Einstein bilimi, her türlü düzenden yoksun duyu verileri ile düzenli düşünceler arasında uygunluk sağlama çabası olarak tanımlamıştır. Bir başka deyişle, duyu verilerimiz düzensiz, bilimsel veriler ise düzenlidir. Bilimsel veri, bilmek istenilen olgunun oluş sürecinin yasalarının ilişkisel bilgisidir. Bilimsel bilgi denilen bu bilgi türü, bize, ilişkide olduğumuz, yoğunlaştığımız olgudan yararlanma, onu geliştirme, yetkinleştirme olanağı sunmaktadır.

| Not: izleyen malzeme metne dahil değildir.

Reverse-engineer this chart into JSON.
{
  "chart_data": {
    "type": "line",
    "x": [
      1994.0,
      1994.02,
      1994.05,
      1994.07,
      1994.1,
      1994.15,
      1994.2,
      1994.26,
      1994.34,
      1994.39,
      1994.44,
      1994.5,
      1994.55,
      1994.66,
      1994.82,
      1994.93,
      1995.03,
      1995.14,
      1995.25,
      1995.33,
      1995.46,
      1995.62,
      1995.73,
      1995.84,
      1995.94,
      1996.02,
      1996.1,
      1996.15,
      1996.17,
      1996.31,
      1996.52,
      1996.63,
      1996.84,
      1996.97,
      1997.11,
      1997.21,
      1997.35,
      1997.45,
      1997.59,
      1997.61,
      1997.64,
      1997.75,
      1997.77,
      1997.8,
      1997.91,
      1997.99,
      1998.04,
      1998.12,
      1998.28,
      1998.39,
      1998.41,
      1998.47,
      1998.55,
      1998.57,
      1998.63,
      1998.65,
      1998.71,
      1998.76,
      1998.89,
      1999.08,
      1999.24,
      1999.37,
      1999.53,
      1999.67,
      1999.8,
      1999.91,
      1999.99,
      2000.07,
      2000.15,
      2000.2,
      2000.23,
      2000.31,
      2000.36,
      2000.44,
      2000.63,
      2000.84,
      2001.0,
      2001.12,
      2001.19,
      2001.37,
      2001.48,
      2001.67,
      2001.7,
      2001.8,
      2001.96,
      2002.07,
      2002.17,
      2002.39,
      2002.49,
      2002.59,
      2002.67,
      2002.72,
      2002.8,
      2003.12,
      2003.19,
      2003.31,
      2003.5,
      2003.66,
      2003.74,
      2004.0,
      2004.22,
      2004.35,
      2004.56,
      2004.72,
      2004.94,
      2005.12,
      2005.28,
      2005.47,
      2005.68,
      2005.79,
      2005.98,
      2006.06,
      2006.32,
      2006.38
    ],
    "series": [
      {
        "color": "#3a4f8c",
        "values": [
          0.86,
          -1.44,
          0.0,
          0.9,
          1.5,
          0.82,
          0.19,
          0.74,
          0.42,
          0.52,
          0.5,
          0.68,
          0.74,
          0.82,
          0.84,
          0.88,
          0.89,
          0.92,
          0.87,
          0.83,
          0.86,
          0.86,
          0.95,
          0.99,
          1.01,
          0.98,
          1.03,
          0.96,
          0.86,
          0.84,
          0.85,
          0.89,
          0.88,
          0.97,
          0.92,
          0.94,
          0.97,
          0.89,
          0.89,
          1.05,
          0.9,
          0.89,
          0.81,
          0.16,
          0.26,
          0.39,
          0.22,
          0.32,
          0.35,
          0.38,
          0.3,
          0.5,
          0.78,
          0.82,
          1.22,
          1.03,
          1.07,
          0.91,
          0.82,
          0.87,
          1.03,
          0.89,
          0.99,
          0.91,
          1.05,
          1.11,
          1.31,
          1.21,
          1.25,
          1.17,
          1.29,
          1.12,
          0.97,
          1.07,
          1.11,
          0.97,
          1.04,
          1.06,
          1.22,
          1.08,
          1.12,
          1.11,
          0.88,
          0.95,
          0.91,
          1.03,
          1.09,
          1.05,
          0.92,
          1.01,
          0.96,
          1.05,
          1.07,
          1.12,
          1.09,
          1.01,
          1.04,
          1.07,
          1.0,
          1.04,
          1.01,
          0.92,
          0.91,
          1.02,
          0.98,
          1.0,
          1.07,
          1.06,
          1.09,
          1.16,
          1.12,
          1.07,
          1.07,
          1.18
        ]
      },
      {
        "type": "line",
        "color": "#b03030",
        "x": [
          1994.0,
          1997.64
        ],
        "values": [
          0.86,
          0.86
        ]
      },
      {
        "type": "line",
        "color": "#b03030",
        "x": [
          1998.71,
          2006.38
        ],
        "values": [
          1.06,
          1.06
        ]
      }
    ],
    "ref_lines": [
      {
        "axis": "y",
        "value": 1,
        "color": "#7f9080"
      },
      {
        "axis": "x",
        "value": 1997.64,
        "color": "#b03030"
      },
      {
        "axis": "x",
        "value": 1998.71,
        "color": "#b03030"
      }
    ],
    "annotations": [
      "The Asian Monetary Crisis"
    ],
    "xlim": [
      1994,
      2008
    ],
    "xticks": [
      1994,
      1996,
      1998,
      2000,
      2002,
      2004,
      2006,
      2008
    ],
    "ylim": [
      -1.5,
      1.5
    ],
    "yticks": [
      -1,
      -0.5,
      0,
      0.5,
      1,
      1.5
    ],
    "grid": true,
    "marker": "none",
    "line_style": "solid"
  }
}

Anadili eğitimi, edinilmiş yetisel anadili kullanımının (tüm anlaksal/zihinsel işlemler ile somut dilsel işlemler) yetkinleştirilmesi amacına odaklanmış eğitimsel süreçlerin bütünüdür.
Anadili/dil kullanıcısı, aralıksız dil üretimi etkinliğinde bulunmaktadır. Alıcı ya da verici, etken ya da edilgen, gündelik ya da bilimsel/sanatsal tüm dil etkinlikleri dilin yeniden ve yeniden üretimi ile gerçekleştirilmektedir. Diğer bir deyişle, anlama, anlatma, yorumlama dilin üretimi süreci ve sonucunda gerçekleşmektedir.
Dil üretimi süreci tindilbilimsel veriler, örnekçeler, kuramları dayanak alarak uygulamalı dilbilim aracılığıyla anadili eğitimine yönlendirilebilirse, yani düzensiz duyu verilerinden değil, düzenli tindilbilim verilerinden yararlanılırsa, amaçlanan anadili kullanımını yetkinleştirme uğraşı, güvenilir biçimde başarıya yönelebilir.
Voloşinov'un dediği gibi: "dilin gerçekliği aslında dilin üretimidir."